We were able to do business and had enough money. We had over 50 cows. We also had goats and sheep. They were all killed in the war; it impacted our lives tremendously. You can see the way we are now.

One night the rebels came into this village and abducted very many people. That day was very unfortunate because we never used to sleep at home, we always used to sleep at the camp. But that day a woman was giving birth on the way to the camp so we had to give her support. We had to offer her help and sleep at home.

I was sleeping there with my husband and our youngest children, Achen and Opio who are twins, and Okello. The rebels came and kicked down the door. They flashed the torch and shot my husband where he was sleeping by my side. Opio [pictured below] and Achen were just in between us. I grabbed my children and pushed them under a sack. My husband stood up. The first bullet didn`t kill him and I was able to have some contact with him. With blood all over him he tried to run out of the door but they shot him again. When he fell with the second bullet, they shot him with a third. And that`s how he died, right beside this house.

I began to cry and touched my husband and found he was dead. The rebels heard me crying and came back for me. They battered my son and told him to kill all the cows in the corral but he was in dung up to his knee. My boy tried to run and jump but he couldn`t move, he was stuck. They stepped on him and shot all the cows.

They brought my son back to the place where my husband was lying dead. I could hear my son crying “please don`t kill me, I`ll come and join you and work for you”. They shot him there mercilessly and burnt our house down. They killed all the livestock and burnt the granary where we stored all our food.

My remaining children and I survived with just the clothes on our backs. There was no food, no water, no nothing. Everything was burnt. Afterwards I had a serious mental problem; I became mad. This was very, very heavy for me and unlike anything I had experienced before in my life. I would beat anyone who came to counsel me and tear at their clothes. I eventually became settled and rehabilitated but my children had begun to go mad as well, even to this day I have one son who is mad.

That’s my story and that’s what I went through.

Now I do brickmaking. I go to the swamps and get the children to help me out. I smoulder the bricks, sell them and get money for the children`s education. I also do farming, I dig and from the digging I get money. [But] I don`t have any livestock now.

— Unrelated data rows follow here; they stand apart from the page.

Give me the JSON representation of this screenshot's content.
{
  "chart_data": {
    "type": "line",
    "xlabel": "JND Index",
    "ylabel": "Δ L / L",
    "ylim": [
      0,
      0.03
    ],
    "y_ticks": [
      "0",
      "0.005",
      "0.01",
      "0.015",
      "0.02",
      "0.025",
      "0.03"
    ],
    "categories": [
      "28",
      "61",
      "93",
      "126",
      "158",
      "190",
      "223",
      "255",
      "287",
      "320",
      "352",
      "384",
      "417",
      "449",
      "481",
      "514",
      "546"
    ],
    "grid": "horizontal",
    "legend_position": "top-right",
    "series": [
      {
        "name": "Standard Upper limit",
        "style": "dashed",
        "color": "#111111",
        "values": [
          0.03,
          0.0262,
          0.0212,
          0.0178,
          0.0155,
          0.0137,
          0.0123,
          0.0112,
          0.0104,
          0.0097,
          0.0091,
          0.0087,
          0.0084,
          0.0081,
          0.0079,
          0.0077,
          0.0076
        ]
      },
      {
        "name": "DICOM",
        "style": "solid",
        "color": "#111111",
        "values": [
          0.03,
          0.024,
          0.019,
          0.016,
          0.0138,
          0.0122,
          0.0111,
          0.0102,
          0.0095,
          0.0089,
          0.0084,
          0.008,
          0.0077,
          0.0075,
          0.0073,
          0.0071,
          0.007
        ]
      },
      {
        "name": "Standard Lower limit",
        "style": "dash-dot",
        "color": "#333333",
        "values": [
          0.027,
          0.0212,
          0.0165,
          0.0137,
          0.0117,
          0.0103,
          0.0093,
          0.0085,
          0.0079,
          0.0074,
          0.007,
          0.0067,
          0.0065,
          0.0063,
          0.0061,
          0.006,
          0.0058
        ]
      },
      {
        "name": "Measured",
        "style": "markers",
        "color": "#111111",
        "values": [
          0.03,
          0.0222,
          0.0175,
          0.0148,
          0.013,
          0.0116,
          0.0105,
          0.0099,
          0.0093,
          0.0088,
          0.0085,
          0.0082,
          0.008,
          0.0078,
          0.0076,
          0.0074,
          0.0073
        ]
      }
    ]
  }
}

Bulls help in ploughing the gardens. You can go and open up a very large piece of land and plant a lot of crops and have enough food€¦ Livestock also help in an emergency. Say a child is kicked out of school, I can take a goat or a bull and sell it and take the child back to school. I can`t afford to buy any livestock. Three of my children are staying home from school right now because I can`t get the money to pay their school fees.

I don`t make enough money to pay for all my children and grandchildren from the brickmaking and farming alone. All the money we do earn goes straight into the children`s education.

There`s not enough food for us now. We only eat once a day. We used to get good nutrition from cow and goat milk but now we don`t have any of that.

It would be very nice to have livestock because I can grow more crops if I can plough. It would mean good nutrition for me and my children and I can send my children back to school.

Achen [my daughter, pictured above] performs very well in school. She`s a good girl who listens very well. She loves going to school so much. She has made up her mind to be a teacher.

I want a good future for my community, a peaceful community which is good for my children to grow up in, to be responsible people.